A spokesman for the Israeli army, Richard Hecht, assured that diesel and oxygen were delivered to enable the health facility to function.

Possession before the International Court of Justice

In the occupied West Bank, three Palestinians were also killed yesterday, Sunday, including a Fatah official, amid an escalation of violence there.
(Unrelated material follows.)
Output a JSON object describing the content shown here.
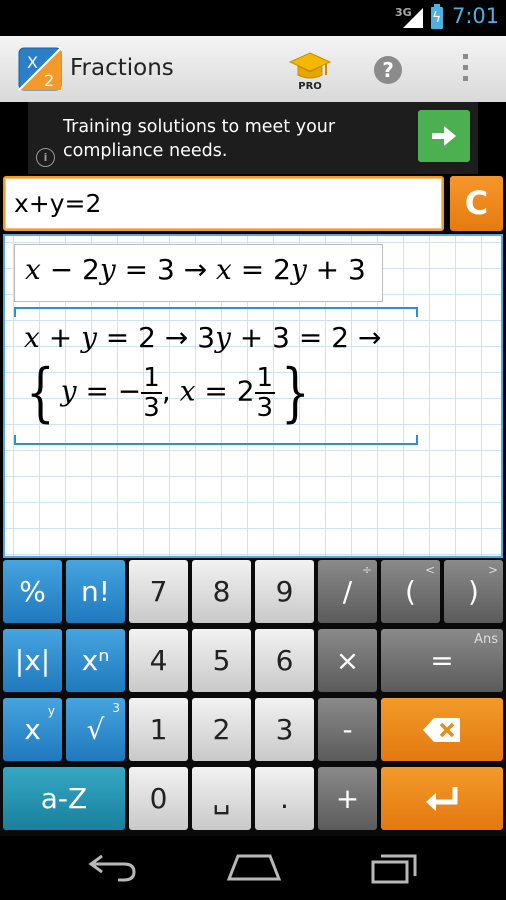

Since October 7, at least 398 Palestinians have been killed in the West Bank, either by the army or armed Israeli settlers, according to the Palestinian Authority’s health ministry.

The International Court of Justice (ICJ), the United Nations’ top judicial institution, is expected to begin examining the legal consequences of Israel’s occupation of Palestinian territories since 1967 in The Hague.

This hearing, which is being held at the request of the UN General Assembly, has absolutely nothing to do with South Africa’s recent requests to the ICC, which have received wide coverage.

Israel’s main ally, the US, said at the weekend that it would not allow a text demanding an “immediate humanitarian ceasefire” to be passed by the UN’s top body.

Washington has threatened to use its right of veto again to prevent the United Nations Security Council from adopting the draft resolution, which it says is “against” the ongoing diplomatic negotiations mediated by Qatar, Egypt and the United States. to declare a new truce and release more hostages.

However, Qatar’s prime minister and head of diplomacy, Mohammed bin Abdel Rahman al-Thani, stressed in Munich last Saturday that the negotiations “are not very promising in recent days.”

Heavy attack by Lula

Coming out vehemently against Israel, Brazil’s centre-left President Luiz Inacio Lula da Silva declared that “what is happening in Gaza is not war, it is genocide”, comparing the Israeli military’s actions to the extermination of Jews by the Third Reich.

Lula “dishonored the memory of the six million Jews murdered by the Nazis (…) He should be ashamed,” Benjamin Netanyahu countered.

The Brazilian president also reiterated once again his call to resolve the Israeli-Palestinian conflict, which has been going on for decades, on the basis of two states, Israeli and Palestinian, a position shared by most of the international community.

The Netanyahu government rules out the two-state solution and argues that “the recognition of a Palestinian state after the massacre of October 7 would constitute a huge reward for terrorism.”

And as humanitarian aid trickles into the besieged Gaza Strip, Israeli protesters have blocked trucks carrying humanitarian supplies coming from Egypt and heading to Rafah from passing through the Nitsana checkpoint in southern Israel, according to the Palestinian Red Crescent.